La Commissione europea continua a cercare di fare in modo che i risparmi dei cittadini vengano investiti nelle imprese Ue
La Commissione europea rilanciala sfida del risparmio utile: quello che non giaccia liquido ma inerte su conti bancari o postali e venga invece dinamizzato sui mercati dei capitali a beneficio dello sviluppo.
La fresca raccomandazione di Bruxelles ai 27 Stati-membri s’impernia su “conti di risparmio e investimento” (Sia): strumenti di impiego di risparmio incentivati sul piano fiscale e delle tutele per promuovere l’avvicinamento dei risparmiatori retail a una finanza d’impresa sempre più ricca di opportunità ma anche di rischi; e d’altronde strutturalmente bisognosa dei flussi in entrata da parte del risparmio diffuso.
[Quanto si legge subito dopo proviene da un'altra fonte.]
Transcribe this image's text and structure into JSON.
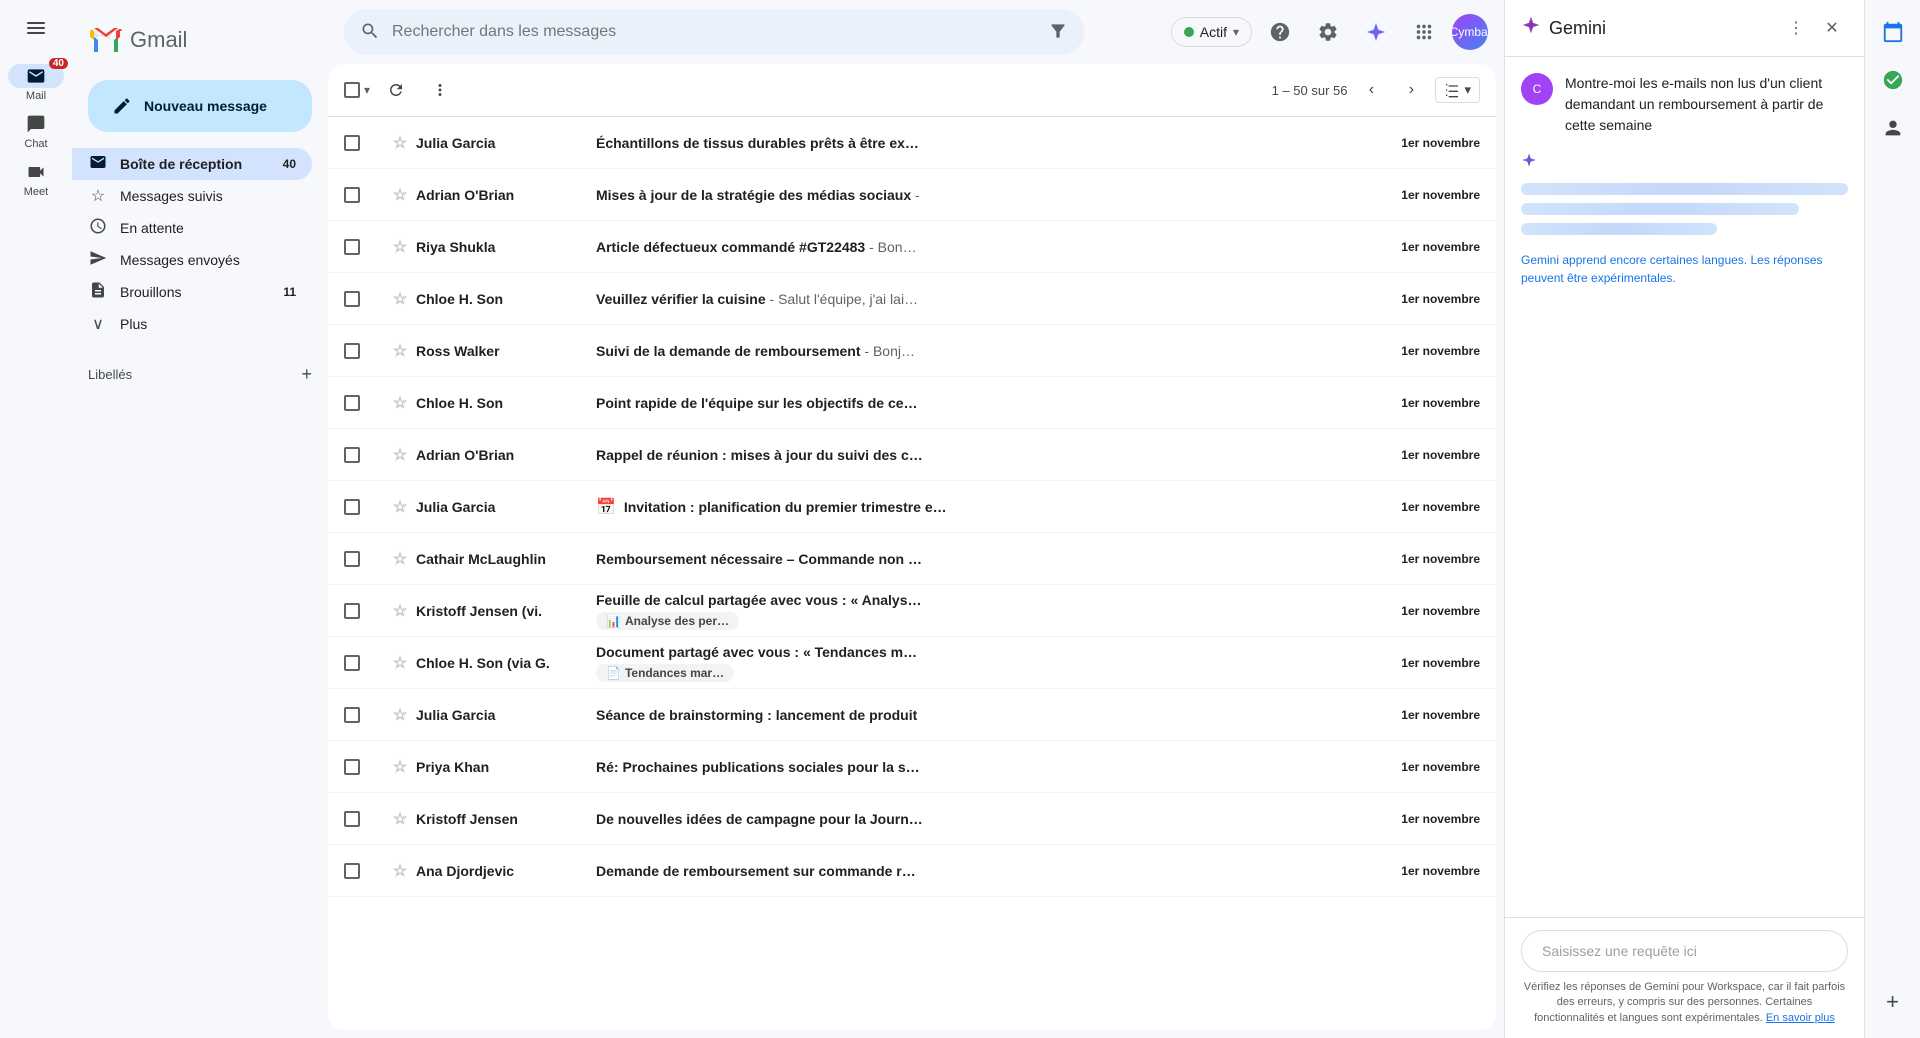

Lo scenario è reso allo stesso tempo più complesso e più sfidante oggi, allorché l’Azienda-Europa sta affrontando una fase di nuovi e massicci investimenti strategici, anzitutto nella costruzione di un nuovo sistema di difesa.
La Commissione Ue – che si ritrova a essere hub decisionale di tutte le macro-politiche – ha perfettamente ragione di illuminare un versante critico: rispettando l’opzione per la finanza di mercato – esplicita nei Trattati di Maastricht -m ma segnalando l’esigenza di svegliare e in parte orientare i “giacimenti” di risparmio europei verso l’economia reale, produttiva di innovazione e di nuova occupazione di qualità a finalità politicamente comuni all’intera Unione.
Lo strumento Sia – fra l’altro al centro di un nuovo pacchetto di provvedimenti a favore dell’alfabetizzazione finanziaria degli europei – non è una novità assoluta. Si riannoda invece a una lunga serie di tentativi: in Italia l’ultimo – tuttora attivo sul mercato – è stato quello dei Pir, i “piani individuali di risparmio” per investire in Pmi.
Il successo di questi veicoli “basici” è sempre stato circoscritto: soprattutto in una cornice a lungo libero-mercatista in cui una piccola azienda piuttosto che uno specifico settore produttivo avevano sempre la possibilità di presentare il proprio merito di investimento azionario od obbligazionario al mercato più ampio.
Oggi invece l’Europa – non solo l’istituzione ma anche un fitto network di imprese – chiede ai mercati finanziari almeno 800 miliardi per ammodernare la propria difesa (senza trascurare gli originari obiettivi della transizione energetica e digitale). La cifra l’ha fissata Mario Draghi nel suo rapporto sulla competitività Ue, a sua volta a sviluppo della strategia Recovery-Pnrr. E già nell’estate 2020 l’Ue gettò le basi politico-finanziarie per un’indebitamento comune.
Il risparmio degli europei ha come destinazione finale gli eurobond, ma la Commissione von der Leyen non è ancora nelle condizioni di lanciarli definitivamente. Fa benissimo, però, a tenere aperto e caldo il dossier.